Mengapa topik ini penting?

Karena gambaran ini merupakan sumber pendapatan besar bagi pemerintah Amerika Serikat, dan mencabutnya berarti:

- Menciptakan celah tak terduga dalam pendapatan

- Perdebatan hukum tentang (apakah uang akan dikembalikan atau tidak)

- Ketidakjelasan (keraguan) terhadap kebijakan mendatang

^ Pasar benci titik-titik ini dan bereaksi negatif terhadapnya.

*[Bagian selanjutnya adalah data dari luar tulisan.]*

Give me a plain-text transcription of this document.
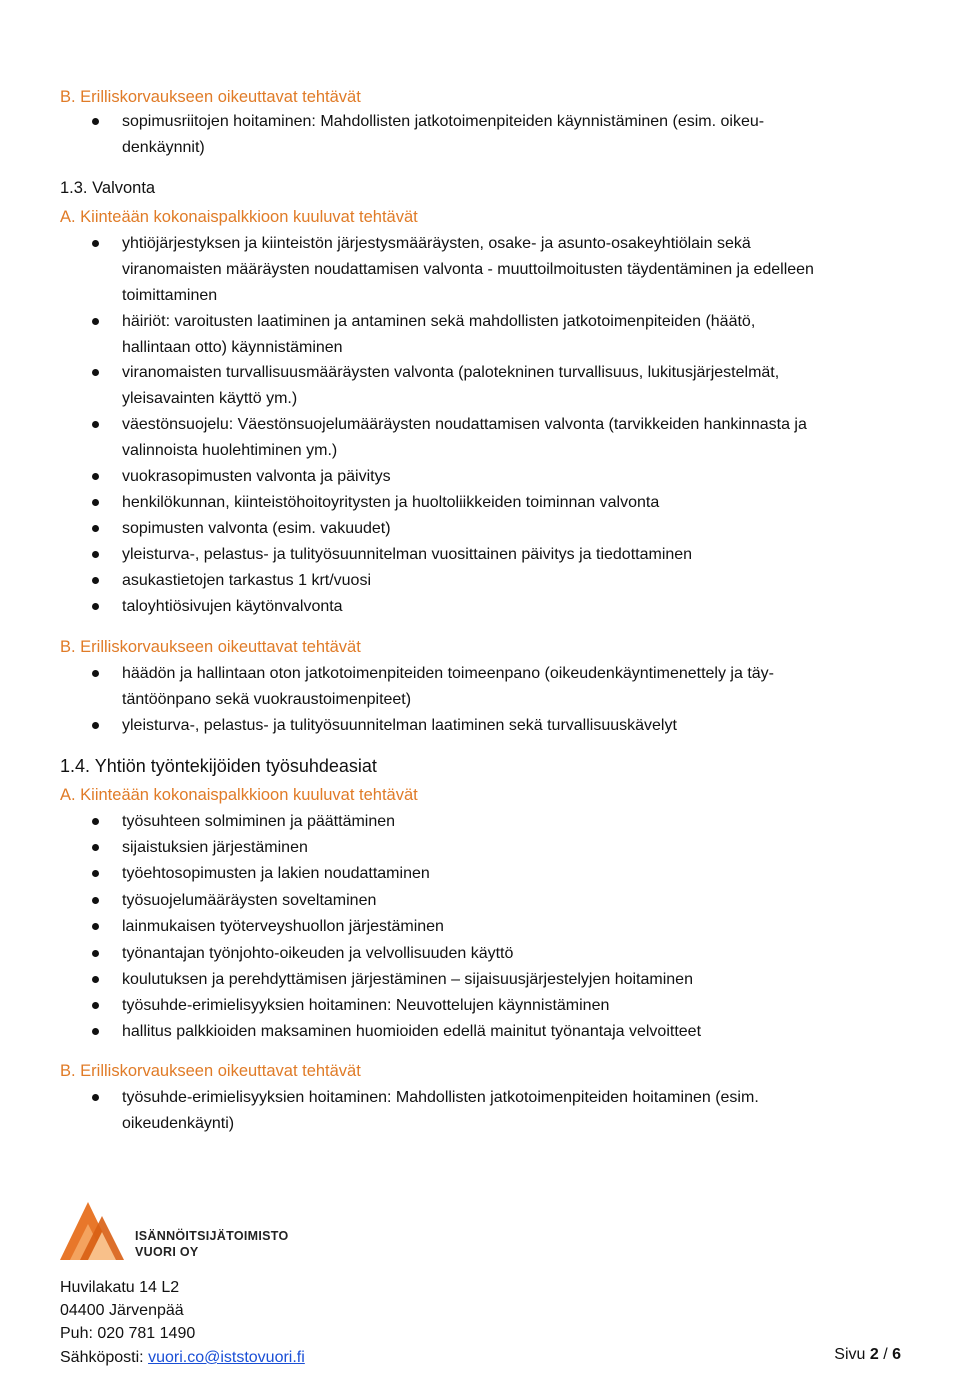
B. Erilliskorvaukseen oikeuttavat tehtävät
sopimusriitojen hoitaminen: Mahdollisten jatkotoimenpiteiden käynnistäminen (esim. oikeu-
denkäynnit)
1.3. Valvonta
A. Kiinteään kokonaispalkkioon kuuluvat tehtävät
yhtiöjärjestyksen ja kiinteistön järjestysmääräysten, osake- ja asunto-osakeyhtiölain sekä
viranomaisten määräysten noudattamisen valvonta - muuttoilmoitusten täydentäminen ja edelleen
toimittaminen
häiriöt: varoitusten laatiminen ja antaminen sekä mahdollisten jatkotoimenpiteiden (häätö,
hallintaan otto) käynnistäminen
viranomaisten turvallisuusmääräysten valvonta (palotekninen turvallisuus, lukitusjärjestelmät,
yleisavainten käyttö ym.)
väestönsuojelu: Väestönsuojelumääräysten noudattamisen valvonta (tarvikkeiden hankinnasta ja
valinnoista huolehtiminen ym.)
vuokrasopimusten valvonta ja päivitys
henkilökunnan, kiinteistöhoitoyritysten ja huoltoliikkeiden toiminnan valvonta
sopimusten valvonta (esim. vakuudet)
yleisturva-, pelastus- ja tulityösuunnitelman vuosittainen päivitys ja tiedottaminen
asukastietojen tarkastus 1 krt/vuosi
taloyhtiösivujen käytönvalvonta
B. Erilliskorvaukseen oikeuttavat tehtävät
häädön ja hallintaan oton jatkotoimenpiteiden toimeenpano (oikeudenkäyntimenettely ja täy-
täntöönpano sekä vuokraustoimenpiteet)
yleisturva-, pelastus- ja tulityösuunnitelman laatiminen sekä turvallisuuskävelyt
1.4. Yhtiön työntekijöiden työsuhdeasiat
A. Kiinteään kokonaispalkkioon kuuluvat tehtävät
työsuhteen solmiminen ja päättäminen
sijaistuksien järjestäminen
työehtosopimusten ja lakien noudattaminen
työsuojelumääräysten soveltaminen
lainmukaisen työterveyshuollon järjestäminen
työnantajan työnjohto-oikeuden ja velvollisuuden käyttö
koulutuksen ja perehdyttämisen järjestäminen – sijaisuusjärjestelyjen hoitaminen
työsuhde-erimielisyyksien hoitaminen: Neuvottelujen käynnistäminen
hallitus palkkioiden maksaminen huomioiden edellä mainitut työnantaja velvoitteet
B. Erilliskorvaukseen oikeuttavat tehtävät
työsuhde-erimielisyyksien hoitaminen: Mahdollisten jatkotoimenpiteiden hoitaminen (esim.
oikeudenkäynti)
ISÄNNÖITSIJÄTOIMISTO
VUORI OY
Huvilakatu 14 L2
04400 Järvenpää
Puh: 020 781 1490
Sähköposti: vuori.co@iststovuori.fi	Sivu 2 / 6
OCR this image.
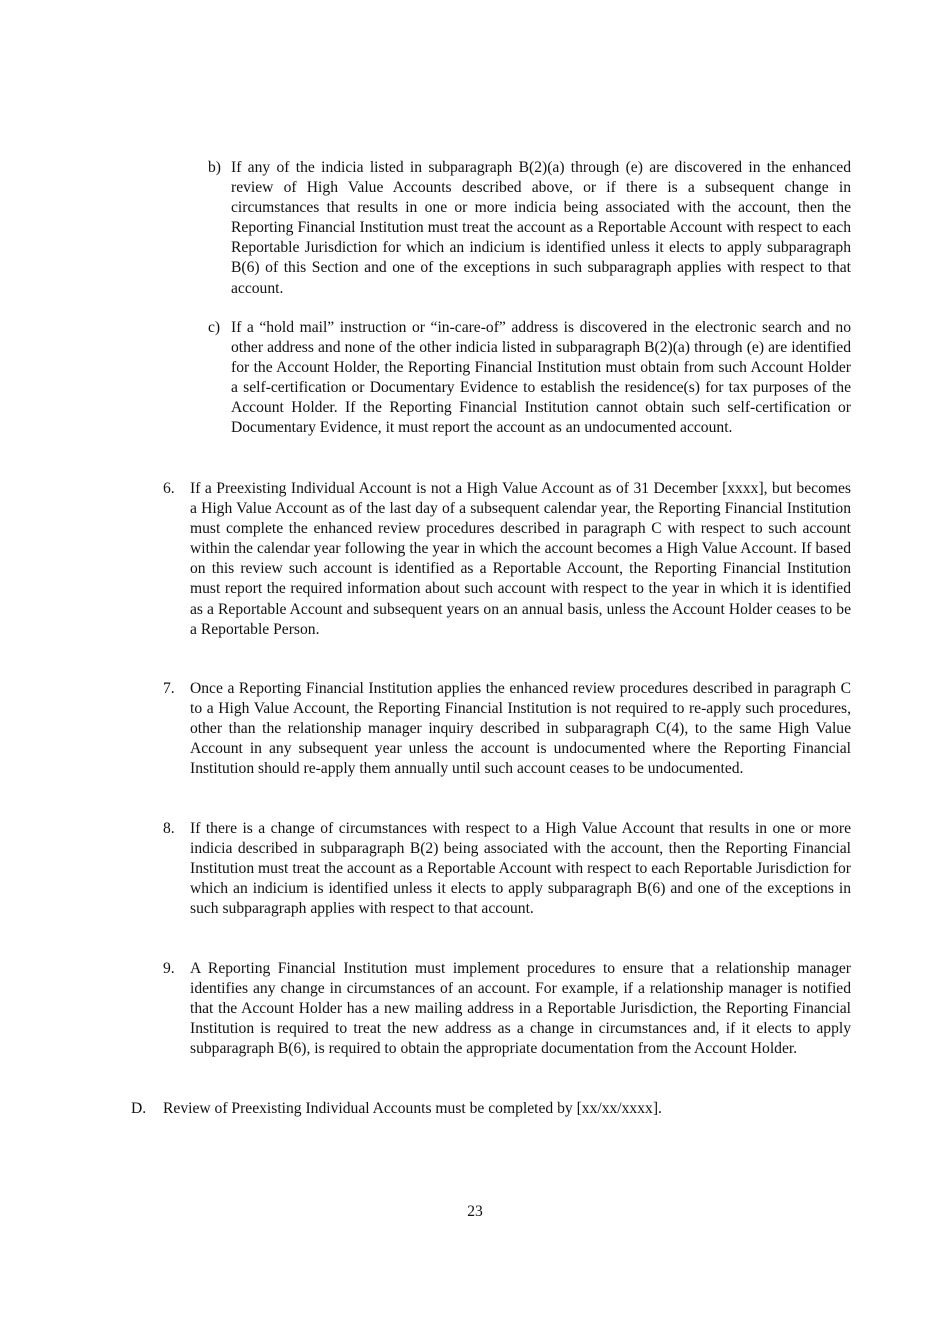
b) If any of the indicia listed in subparagraph B(2)(a) through (e) are discovered in the enhanced review of High Value Accounts described above, or if there is a subsequent change in circumstances that results in one or more indicia being associated with the account, then the Reporting Financial Institution must treat the account as a Reportable Account with respect to each Reportable Jurisdiction for which an indicium is identified unless it elects to apply subparagraph B(6) of this Section and one of the exceptions in such subparagraph applies with respect to that account.
c) If a “hold mail” instruction or “in-care-of” address is discovered in the electronic search and no other address and none of the other indicia listed in subparagraph B(2)(a) through (e) are identified for the Account Holder, the Reporting Financial Institution must obtain from such Account Holder a self-certification or Documentary Evidence to establish the residence(s) for tax purposes of the Account Holder. If the Reporting Financial Institution cannot obtain such self-certification or Documentary Evidence, it must report the account as an undocumented account.
6. If a Preexisting Individual Account is not a High Value Account as of 31 December [xxxx], but becomes a High Value Account as of the last day of a subsequent calendar year, the Reporting Financial Institution must complete the enhanced review procedures described in paragraph C with respect to such account within the calendar year following the year in which the account becomes a High Value Account. If based on this review such account is identified as a Reportable Account, the Reporting Financial Institution must report the required information about such account with respect to the year in which it is identified as a Reportable Account and subsequent years on an annual basis, unless the Account Holder ceases to be a Reportable Person.
7. Once a Reporting Financial Institution applies the enhanced review procedures described in paragraph C to a High Value Account, the Reporting Financial Institution is not required to re-apply such procedures, other than the relationship manager inquiry described in subparagraph C(4), to the same High Value Account in any subsequent year unless the account is undocumented where the Reporting Financial Institution should re-apply them annually until such account ceases to be undocumented.
8. If there is a change of circumstances with respect to a High Value Account that results in one or more indicia described in subparagraph B(2) being associated with the account, then the Reporting Financial Institution must treat the account as a Reportable Account with respect to each Reportable Jurisdiction for which an indicium is identified unless it elects to apply subparagraph B(6) and one of the exceptions in such subparagraph applies with respect to that account.
9. A Reporting Financial Institution must implement procedures to ensure that a relationship manager identifies any change in circumstances of an account. For example, if a relationship manager is notified that the Account Holder has a new mailing address in a Reportable Jurisdiction, the Reporting Financial Institution is required to treat the new address as a change in circumstances and, if it elects to apply subparagraph B(6), is required to obtain the appropriate documentation from the Account Holder.
D. Review of Preexisting Individual Accounts must be completed by [xx/xx/xxxx].
23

Skenario 1: Jika keputusan diumumkan dan biaya dihapus. Dampaknya seperti guncangan berikut:

- Saham biasanya mendapat tekanan karena ketidakpastian

- Obligasi mengalami volatilitas tinggi dalam hasil

- Crypto turun karena likuidasi posisi

Dan topik likuidasi posisi sudah saya jelaskan di dua video terakhir di channel YouTube. Video edukatif yang penting.

Baiklah..

Penurunan ini (jika terjadi) disebabkan untuk mengurangi risiko. Karena investor mengurangi eksposur dalam situasi seperti ini.

Skenario 2: Jika keputusan diumumkan atau biaya tetap, biasanya dampaknya seperti ini:

- Faktor ketakutan menghilang

- Pasar mengalami rebound (relief)

- Saham mulai tenang

- Obligasi stabil

- Crypto rebound, karena sebagian dari penurunan hanya merupakan kecemasan

Apakah ini berarti awal dari bull run yang hebat?

Tidak, tentu saja tidak. Tapi itu berarti risiko sementara telah berakhir, dan pasar kembali fokus pada inflasi, suku bunga, pertumbuhan dan hal-hal lainnya.

Artinya:

Topik ini bukan bencana atau kabar positif yang kuat, tapi cuma pemicu (untuk volatilitas pasar). Dan tentu saja, seperti yang kita tahu, volatilitas lebih menguntungkan big players dibandingkan retail.

Apa yang harus kamu lakukan di periode ini:

- Trading acak itu berbahaya

- Menunggu kadang-kadang adalah keputusan yang benar

- Likuiditas di tanganmu itu sangat penting

Bagi yang ingin memastikan sumber informasi ini, ini adalah ringkasan dari artikel yang baru-baru ini dipublikasikan di situs-situs ini: Reuters, CRFB, dan Bloomberg.